For the C++ source code there is not really any alternative to UTF-8 with BOM, at least if standard input and wide string literals should work on the Windows platform. UTF-8 without BOM causes Microsoft's Visual C++ compiler to assume Windows ANSI encoding for the source code, which is nice for UTF-8 output via std::cout, to the limited degree that that works (Windows console windows has lots of bugs here). However, then input via std::cin does not work.

And for the external data UTF-8 seems to be the de facto standard.

However, what about the internal literals and strings? Here I had the impression that narrow strings encoded as UTF-8 was the common convention in Linux.
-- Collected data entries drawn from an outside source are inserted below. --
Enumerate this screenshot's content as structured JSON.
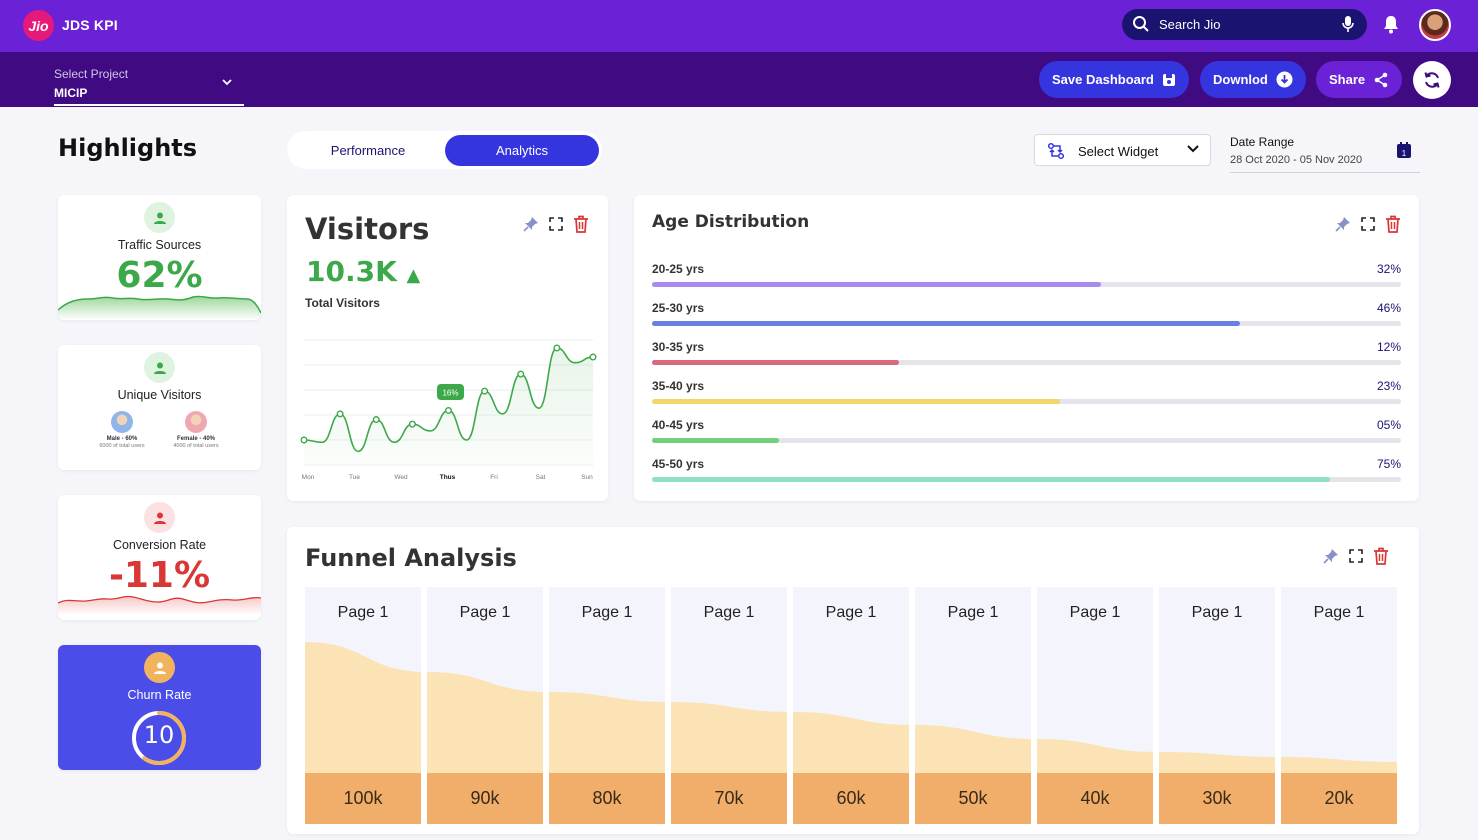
{
  "app": {
    "logo": "Jio",
    "title": "JDS KPI"
  },
  "search": {
    "placeholder": "Search Jio",
    "icon": "search-icon"
  },
  "project": {
    "label": "Select Project",
    "value": "MICIP"
  },
  "buttons": {
    "save": "Save Dashboard",
    "download": "Downlod",
    "share": "Share"
  },
  "highlights": {
    "title": "Highlights"
  },
  "tabs": [
    {
      "label": "Performance",
      "active": false
    },
    {
      "label": "Analytics",
      "active": true
    }
  ],
  "widget": {
    "label": "Select Widget"
  },
  "date_range": {
    "label": "Date Range",
    "value": "28 Oct 2020 - 05 Nov 2020"
  },
  "kpi_cards": {
    "traffic": {
      "label": "Traffic Sources",
      "value": "62%",
      "color": "#3da84a"
    },
    "unique": {
      "label": "Unique Visitors",
      "male": {
        "title": "Male - 60%",
        "sub": "6000 of total users"
      },
      "female": {
        "title": "Female - 40%",
        "sub": "4000 of total users"
      }
    },
    "conversion": {
      "label": "Conversion Rate",
      "value": "-11%",
      "color": "#d93636"
    },
    "churn": {
      "label": "Churn Rate",
      "value": "10",
      "gauge_fraction": 0.6
    }
  },
  "visitors": {
    "title": "Visitors",
    "value": "10.3K",
    "trend": "up",
    "subtitle": "Total Visitors",
    "tooltip": "16%",
    "days": [
      "Mon",
      "Tue",
      "Wed",
      "Thus",
      "Fri",
      "Sat",
      "Sun"
    ],
    "highlight_day": "Thus"
  },
  "chart_data": {
    "type": "line",
    "x": [
      "Mon",
      "Tue",
      "Wed",
      "Thus",
      "Fri",
      "Sat",
      "Sun"
    ],
    "series": [
      {
        "values": [
          22,
          20,
          45,
          12,
          40,
          20,
          36,
          30,
          48,
          22,
          65,
          45,
          80,
          50,
          103,
          90,
          95
        ]
      }
    ],
    "point_x": [
      0,
      0.5,
      1,
      1.5,
      2,
      2.5,
      3,
      3.5,
      4,
      4.5,
      5,
      5.5,
      6
    ]
  },
  "age_distribution": {
    "title": "Age Distribution",
    "rows": [
      {
        "label": "20-25 yrs",
        "pct": "32%",
        "fill": 0.6,
        "color": "#a98bef"
      },
      {
        "label": "25-30 yrs",
        "pct": "46%",
        "fill": 0.785,
        "color": "#6b7fe0"
      },
      {
        "label": "30-35 yrs",
        "pct": "12%",
        "fill": 0.33,
        "color": "#d76a7e"
      },
      {
        "label": "35-40 yrs",
        "pct": "23%",
        "fill": 0.545,
        "color": "#f2d66a"
      },
      {
        "label": "40-45 yrs",
        "pct": "05%",
        "fill": 0.17,
        "color": "#72d07a"
      },
      {
        "label": "45-50 yrs",
        "pct": "75%",
        "fill": 0.905,
        "color": "#8fe0c8"
      }
    ]
  },
  "funnel": {
    "title": "Funnel Analysis",
    "steps": [
      {
        "label": "Page 1",
        "value": "100k"
      },
      {
        "label": "Page 1",
        "value": "90k"
      },
      {
        "label": "Page 1",
        "value": "80k"
      },
      {
        "label": "Page 1",
        "value": "70k"
      },
      {
        "label": "Page 1",
        "value": "60k"
      },
      {
        "label": "Page 1",
        "value": "50k"
      },
      {
        "label": "Page 1",
        "value": "40k"
      },
      {
        "label": "Page 1",
        "value": "30k"
      },
      {
        "label": "Page 1",
        "value": "20k"
      }
    ]
  },
  "colors": {
    "topbar": "#6b21d6",
    "subbar": "#3f0a82",
    "primary": "#3535e0",
    "funnel_fill": "#fbe3b6",
    "funnel_value": "#f1ae6a"
  }
}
But recently two different persons have claimed otherwise, one claiming that the common convention for internal strings in international applications in Linux is UTF-32, and the other just claiming that there is some unspecified difference between Unix and Linux in this area.

As one who fiddles a little, on a hobby basis, with a micro-library intended to abstract away the Windows/Linux differences in this area, I … have to ask concretely

  • what is the common Linux convention for representing strings in a program?

I am pretty sure that there is a common convention that is so overwhelmingly common that this question has a Real Answer™.

An example showing e.g. how to Linux-conventionally reverse a string (which is complex to do directly with UTF-8, but which presumably is done by functions that are de facto standard in Linux?), would also be nice, i.e., as a question, what is a Linux-conventional version of this C++ program (the code as given works for Latin-1 as the C++ narrow text execution character set):

#include <iostream>
#include <algorithm>
#include <string>
using namespace std;

#define STATIC_ASSERT( cond )   static_assert( cond, #cond )

int main()
{
    string line;
    if( getline( cin, line ) )
    {
        static char const aSingleChar[] = "æ";
        STATIC_ASSERT( sizeof( aSingleChar ) - 1 == 1 );
        reverse( line.begin(), line.end() );

        cout << line << endl;
    }
}

Best Answer

This is just a partial answer, since your question is fairly broad.

C++ defines an "execution character set" (in fact, two of them, a narrow and a wide one).

When your source file contains something like:

char s[] = "Hello";

Then the numeric byte value of the letters in the string literal are simply looked up according to the execution encoding. (The separate wide execution encoding applies to the numeric value assigned to wide character constants L'a'.)

All this happens as part of the initial reading of the source code file into the compilation process. Once inside, C++ characters are nothing more than bytes, with no attached semantics. (The type name char must be one of the most grievous misnomers in C-derived languages!)

There is a partial exception in C++11, where the literals u8"", u"" and U"" determine the resulting value of the string elements (i.e the resulting values are globally unambiguous and platform-independent), but that does not affect how the input source code is interpreted.

A good compiler should allow you to specify the source code encoding, so even if your friend on an EBCDIC machine sends you her program text, that shouldn't be a problem. GCC offers the following options:

  • -finput-charset: input character set, i.e. how the source code file is encoded
  • -fexec-charset: execution character set, i.e. how to encode string literals
  • -fwide-exec-charset: wide execution character set, i.e. how to encode wide string literals

GCC uses iconv() for the conversions, so any encoding supported by iconv() can be used for those options.

I wrote previously about some opaque facilities provided by the C++ standard to handle text encodings.


Example: take the above code, char s[] = "Hello";. Suppose the source file is ASCII (i.e. the input encoding is ASCII). Then the compiler reads 99, and interprets it as c, and so on. When it comes to the literal, it reads 72, interprets it as H. Now it stores the byte value of H in the array which is determined by the execution encoding (again 72 if that is ASCII or UTF-8). When you write \xFF, the compiler reads 99 120 70 70, decodes it as \xFF, and writes 255 into the array.